La base de datos comprometida incluye información sumamente sensible: nombres de usuario, correos electrónicos, números telefónicos y hasta direcciones físicas.
Se presume que el robo masivo fue perpetrado por un actor identificado como "Subkek" durante el último trimestre del año pasado, aunque el origen exacto de la vulnerabilidad aún no ha sido esclarecido por la compañía.
Esta exposición deja a los afectados a merced de delitos como el robo de identidad, campañas de phishing y tácticas de ingeniería social.
Ante la magnitud del incidente, diversos usuarios han comenzado a recibir notificaciones de seguridad alertando sobre intentos de inicio de sesión no autorizados, lo que ha forzado a muchos a cambiar sus credenciales de manera inmediata.
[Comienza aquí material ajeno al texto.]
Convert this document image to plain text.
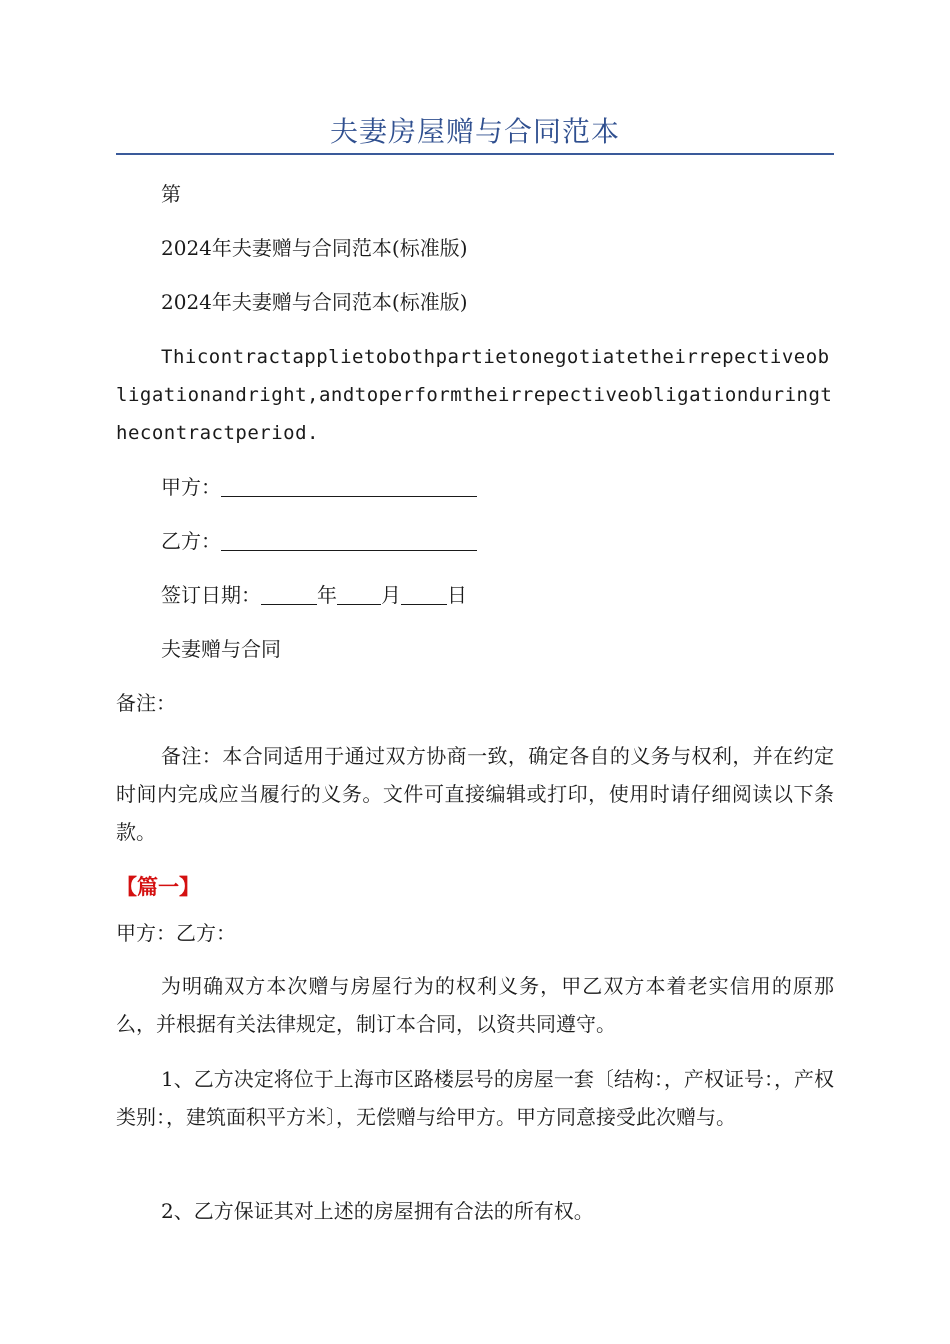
夫妻房屋赠与合同范本
第
2024年夫妻赠与合同范本(标准版)
2024年夫妻赠与合同范本(标准版)
Thicontractapplietobothpartietonegotiatetheirrepectiveobligationandright,andtoperformtheirrepectiveobligationduringthecontractperiod.
甲方：
乙方：
签订日期：	年 月 日
夫妻赠与合同
备注：
备注：本合同适用于通过双方协商一致，确定各自的义务与权利，并在约定时间内完成应当履行的义务。文件可直接编辑或打印，使用时请仔细阅读以下条款。
【篇一】
甲方：乙方：
为明确双方本次赠与房屋行为的权利义务，甲乙双方本着老实信用的原那么，并根据有关法律规定，制订本合同，以资共同遵守。
1、乙方决定将位于上海市区路楼层号的房屋一套〔结构：，产权证号：，产权类别：，建筑面积平方米〕，无偿赠与给甲方。甲方同意接受此次赠与。
2、乙方保证其对上述的房屋拥有合法的所有权。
Expertos en seguridad digital recomiendan no esperar a recibir una alerta y actuar de forma preventiva: es fundamental habilitar la autenticación de dos pasos, monitorear los inicios de sesión desde la configuración de la app y estar alerta ante cualquier correo electrónico sospechoso que pretenda suplantar la identidad de Instagram.
Mientras las empresas de seguridad ofrecen herramientas para verificar si una cuenta ha sido afectada, la recomendación general para los millones de usuarios en riesgo es fortalecer sus contraseñas mediante combinaciones complejas que eviten datos personales obvios.
Este incidente refuerza la urgencia de una vigilancia constante sobre nuestras huellas digitales, especialmente en un contexto donde las filtraciones masivas parecen volverse la norma.